Will Construction Disputes Start to Fall Again – Both Domestically and Worldwide?

Nick Gray
With the recession slowly dissipating, the UK economy growing by 0.8% last quarter and the construction sector growing by 4%, will there be a corresponding fall in the number of disputes?

In a recession, workloads typically fall, increasing the pressure on tender margins. Contractors are prone to squeeze margins, so leading to an increase in the number of construction disputes.

According to research by Sweet & Maxwell the number of construction disputes that went to arbitration rose by 31% during 2009. Last year there were 1,018 construction related applications made to dispute resolvers, marking a sharp rise from 2007 when 779 applications were made. The housing slump and dwindling demand for commercial space were some of the factors leading to the rise in disputes as developers came under pressure to reduce costs, according to the research.

Beyond the UK, international markets have responded in a similar fashion with disputes on the rise due to the pressure of squeezing margins and costs.

What does vary from country to country though are the individual legislative frameworks, where many countries don’t have as robust legislation or resolution frameworks as the UK. For instance, Dubai disputes have traditionally been settled through commercial negotiation, goodwill or influence. In this situation contractors may find themselves at a disadvantage, anxious to protect their reputation and maintain a working relationship with their clients – especially as the largest clients are often government linked.

Most Dubai construction contracts are based on the FIDIC form, which promotes an amicable settlement of claims in the first instance, followed by a referral to arbitration if required. Unlike the UK, where adjudication, alongside negotiation, is generally the first external dispute resolution process adopted, Dubai has no statutory adjudication provisions. Similarly, mediation, neutral evaluation, expert determination and conciliation are not commonly encountered.

Whereas in the United States, in just 20 years the use of mediation in domestic construction disputes has grown from a good idea to a prevalent practice. Mediation there has proved a very reliable way to resolve construction disputes of all types, from the simple to the extremely complex.

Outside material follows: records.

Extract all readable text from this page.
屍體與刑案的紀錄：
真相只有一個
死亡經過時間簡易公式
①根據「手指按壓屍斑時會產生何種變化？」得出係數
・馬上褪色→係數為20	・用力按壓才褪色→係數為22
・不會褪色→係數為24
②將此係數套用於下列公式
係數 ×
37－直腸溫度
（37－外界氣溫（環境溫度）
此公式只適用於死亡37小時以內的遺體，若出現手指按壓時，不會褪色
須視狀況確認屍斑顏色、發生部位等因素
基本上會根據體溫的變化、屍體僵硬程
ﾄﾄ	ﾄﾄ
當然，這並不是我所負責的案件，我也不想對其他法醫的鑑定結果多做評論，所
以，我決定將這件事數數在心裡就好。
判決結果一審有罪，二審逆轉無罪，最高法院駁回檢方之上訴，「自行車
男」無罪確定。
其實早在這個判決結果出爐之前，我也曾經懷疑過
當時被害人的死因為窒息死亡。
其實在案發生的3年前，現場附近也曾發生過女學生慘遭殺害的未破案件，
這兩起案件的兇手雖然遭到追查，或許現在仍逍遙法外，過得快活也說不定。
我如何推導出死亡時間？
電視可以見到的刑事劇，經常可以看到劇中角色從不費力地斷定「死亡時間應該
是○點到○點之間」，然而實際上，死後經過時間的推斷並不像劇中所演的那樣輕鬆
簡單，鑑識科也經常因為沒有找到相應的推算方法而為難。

The use of mediation is also popular here in the UK and in other common law jurisdictions and those whose legal systems are largely based on the British model. Recently mediation has gained substantial support in the European Union. However, despite the growth of mediation, it is not reported to have made similar progress in the resolution of international construction disputes where there are substantial linguistic and cultural differences that result in scepticism about mediation.